In Barcelona wird der beliebte Primavera Sound Festival ab 2027 an einem neuen Ort stattfinden. Die Stadtverwaltung plant die Umgestaltung des 12,7 Hektar großen Geländes am Forum, das derzeit ungenutzt ist. Diese Umbaumaßnahmen, die mit einem Budget von 52 Millionen Euro verbunden sind, haben bereits zu intensiven Diskussionen zwischen der Stadtverwaltung und den Anwohnervereinigungen im Stadtteil Sant Martí geführt.

Der Bürgermeister Jaume Collboni stellte das Projekt im Februar vor. Geplant sind Spaziergänge und bepflanzte Bereiche rund um einen zentralen Platz, der vor allem für städtische Aktivitäten genutzt werden soll.

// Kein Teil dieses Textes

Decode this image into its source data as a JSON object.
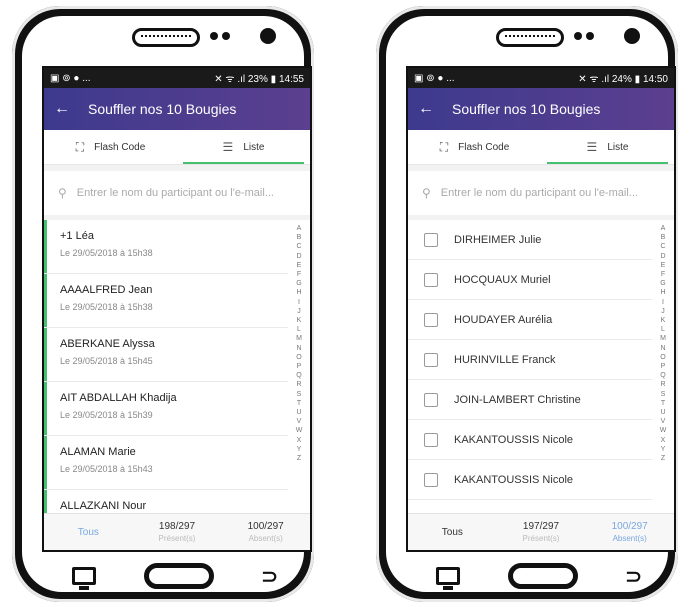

Laut der Stadtverwaltung wird der Raum während der meisten Monate des Jahres für die Anwohner zugänglich sein. „Es ist nicht vorgesehen, dass hier weitere Musikfestivals stattfinden, außer dem bestehenden Primavera Sound“, betont die Stadt. Bisher fand das Festival jedes Jahr für einen Monat in diesem Bereich statt, wobei der Aufbau und Abbau des Festivals eine große logistische Herausforderung darstellten.

Die Befürchtungen der Anwohner sind jedoch groß. Vertreter der Nachbarschaftsverbände aus Maresme, Poblenou und Diagonal Mar äußern Bedenken, dass die Umgestaltung des Geländes zu einer verstärkten Nutzung für große Veranstaltungen führen könnte, ähnlich wie bei den bisherigen Konzerten im Park am Forum. Die Anwohner fürchten, dass die Lärmbelästigung und Menschenansammlungen zunehmen könnten. Die Föderation der Nachbarschaftsverbände von Barcelona (FAVB) und die Nachbarschaftsnetzwerke gegen Lärm (XAVECS) fordern daher, dass der Fokus auf der Schaffung eines großen Parks liegt, der vor allem den Bewohnern der umliegenden Viertel zugutekommt.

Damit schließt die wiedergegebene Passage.